Women were good at passing on their genes, while some men were less lucky. Underhill’s team found evidence of genetic bottlenecks that shortened the male genetic legacy.

What could explain them? Real-life scenarios from recorded history provide plenty of explanations.

Dominant Tribe Wins Women

“One tribe conquers another tribe. The dominant tribe, the successful tribe, gets to mate with all the women — its own women plus the women they conquered,” Underhill said.

Polygamy, a common practice, would also explain it. A few dominant males get to marry and have children and the rest see their genes consigned to the rubbish heap of posterity.

Even nature itself can play a role. “I’m a man and if I get married and just by chance, a flip of the coin, I only have daughters, that is a random chance event. It has nothing to do with my being inferior or superior,” Underhill said.

But such a man would not pass on his Y chromosome and so would chalk up a big zero in the “Adam” and “Eve” genetic stakes — although of course his other genes would live on.

Fossil records suggest that Homo sapiens, or modern humans, first appeared in Africa about 150,000 years ago, then moved out and spread across the world fairly quickly: perhaps 50,000 years ago to Europe and as long as 60,000 years ago to Australasia.

Tracing our ancestors genetically can be almost as hard as using a piece of skull or a tooth to date a fossil, but Underhill and his team developed a new method of looking at chromosomes called denaturing high performance liquid chromatography. They can use it to compare the Y chromosome of one man to another, something that used to be laborious.

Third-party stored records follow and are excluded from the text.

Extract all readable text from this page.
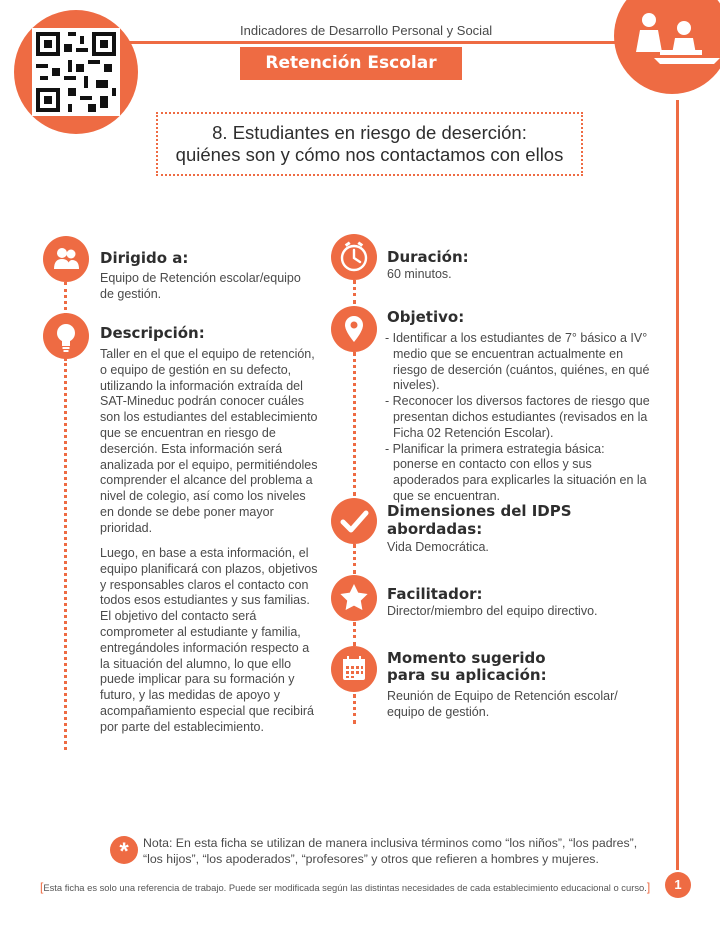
Indicadores de Desarrollo Personal y Social
Retención Escolar
8. Estudiantes en riesgo de deserción:
quiénes son y cómo nos contactamos con ellos
Dirigido a:
Equipo de Retención escolar/equipo de gestión.
Descripción:
Taller en el que el equipo de retención, o equipo de gestión en su defecto, utilizando la información extraída del SAT-Mineduc podrán conocer cuáles son los estudiantes del establecimiento que se encuentran en riesgo de deserción. Esta información será analizada por el equipo, permitiéndoles comprender el alcance del problema a nivel de colegio, así como los niveles en donde se debe poner mayor prioridad.
Luego, en base a esta información, el equipo planificará con plazos, objetivos y responsables claros el contacto con todos esos estudiantes y sus familias. El objetivo del contacto será comprometer al estudiante y familia, entregándoles información respecto a la situación del alumno, lo que ello puede implicar para su formación y futuro, y las medidas de apoyo y acompañamiento especial que recibirá por parte del establecimiento.
Duración:
60 minutos.
Objetivo:
- Identificar a los estudiantes de 7° básico a IV° medio que se encuentran actualmente en riesgo de deserción (cuántos, quiénes, en qué niveles).
- Reconocer los diversos factores de riesgo que presentan dichos estudiantes (revisados en la Ficha 02 Retención Escolar).
- Planificar la primera estrategia básica: ponerse en contacto con ellos y sus apoderados para explicarles la situación en la que se encuentran.
Dimensiones del IDPS
abordadas:
Vida Democrática.
Facilitador:
Director/miembro del equipo directivo.
Momento sugerido
para su aplicación:
Reunión de Equipo de Retención escolar/ equipo de gestión.
*	Nota: En esta ficha se utilizan de manera inclusiva términos como “los niños”, “los padres”, “los hijos”, “los apoderados”, “profesores” y otros que refieren a hombres y mujeres.
[Esta ficha es solo una referencia de trabajo. Puede ser modificada según las distintas necesidades de cada establecimiento educacional o curso.]	1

“By using this new method, we could do it far, far faster,” Peter Oefner of Stanford University, who also worked on the study, said in a telephone interview. “When anatomically modern humans left Africa 45,000 to 60,000 years ago, they expanded rapidly across the world. The reason I can say this is because there is a nice relationship between [genetic] haplotype and geography.”

Genes Tell Histories

The genes reflect known history. “There was the Ice Age and so people couldn’t migrate much. So they stayed local and accumulated all the changes that allow us basically to trace them back,” Oefner said.

The same group reports in the latest issue of the journal Science that they used their method to determine that 95 percent of European men descend from about 10 “Adams” who in turn can be traced back to three different waves of migration.

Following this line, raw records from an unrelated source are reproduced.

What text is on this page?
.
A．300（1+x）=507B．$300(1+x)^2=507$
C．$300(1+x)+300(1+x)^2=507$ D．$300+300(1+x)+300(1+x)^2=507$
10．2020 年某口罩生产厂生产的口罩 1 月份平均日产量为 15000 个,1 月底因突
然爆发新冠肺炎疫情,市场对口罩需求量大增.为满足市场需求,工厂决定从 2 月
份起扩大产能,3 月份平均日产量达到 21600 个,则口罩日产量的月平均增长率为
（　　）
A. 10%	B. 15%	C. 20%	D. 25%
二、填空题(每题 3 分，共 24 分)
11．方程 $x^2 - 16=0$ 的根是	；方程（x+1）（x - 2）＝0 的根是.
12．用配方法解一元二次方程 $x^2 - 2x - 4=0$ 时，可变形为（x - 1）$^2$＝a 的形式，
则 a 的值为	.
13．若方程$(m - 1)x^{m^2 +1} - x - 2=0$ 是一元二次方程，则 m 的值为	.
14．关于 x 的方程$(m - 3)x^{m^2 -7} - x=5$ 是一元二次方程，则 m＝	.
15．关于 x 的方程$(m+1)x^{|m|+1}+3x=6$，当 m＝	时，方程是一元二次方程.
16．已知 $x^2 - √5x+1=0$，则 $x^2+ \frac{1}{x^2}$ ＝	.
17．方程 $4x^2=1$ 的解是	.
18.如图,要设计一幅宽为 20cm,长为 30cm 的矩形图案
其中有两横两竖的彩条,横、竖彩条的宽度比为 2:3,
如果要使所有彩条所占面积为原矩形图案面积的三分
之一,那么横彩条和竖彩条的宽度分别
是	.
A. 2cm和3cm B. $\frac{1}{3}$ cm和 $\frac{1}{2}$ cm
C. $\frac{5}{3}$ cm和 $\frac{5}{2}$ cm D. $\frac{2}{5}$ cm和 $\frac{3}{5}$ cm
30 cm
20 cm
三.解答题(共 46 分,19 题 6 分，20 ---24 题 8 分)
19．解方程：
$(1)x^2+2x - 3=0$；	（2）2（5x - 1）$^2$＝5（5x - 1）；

The oldest male lineage they found dates back to the Old Stone Age or Paleolithic period 35,000 to 40,000 years ago. A second lineage dates to about 22,000 years ago and is associated with the Gravettian culture, known for its Venus figurines and shell jewelry and for using mammoth bones to build homes.

The third group, about 20 percent of the men, seem to date from more recent times, having come to Europe between 15,000 and 20,000 years ago. They were probably the first Neolithic farmers who migrated from the Fertile Crescent in the Middle East.

The genetic comparison method has some modern-day application. “This is also a powerful tool for forensic science and paternity testing,” Oefner said.

He said several companies had approached Stanford asking for permission to use those markers in forensic test kits. The university is trying to decide what to do with any profits that might come from licensing the kits.

“Whose property are those markers?” Oefner asked. “If there is money in this, there are things to be discussed about how to reimburse, especially all those indigent people that contributed their genetic material.”

Oefner thinks profits from licensing the technology might go to an international group that helps people without regard to culture, religious beliefs or politics such as French group Medecins Sans Frontieries (Doctors Without Borders).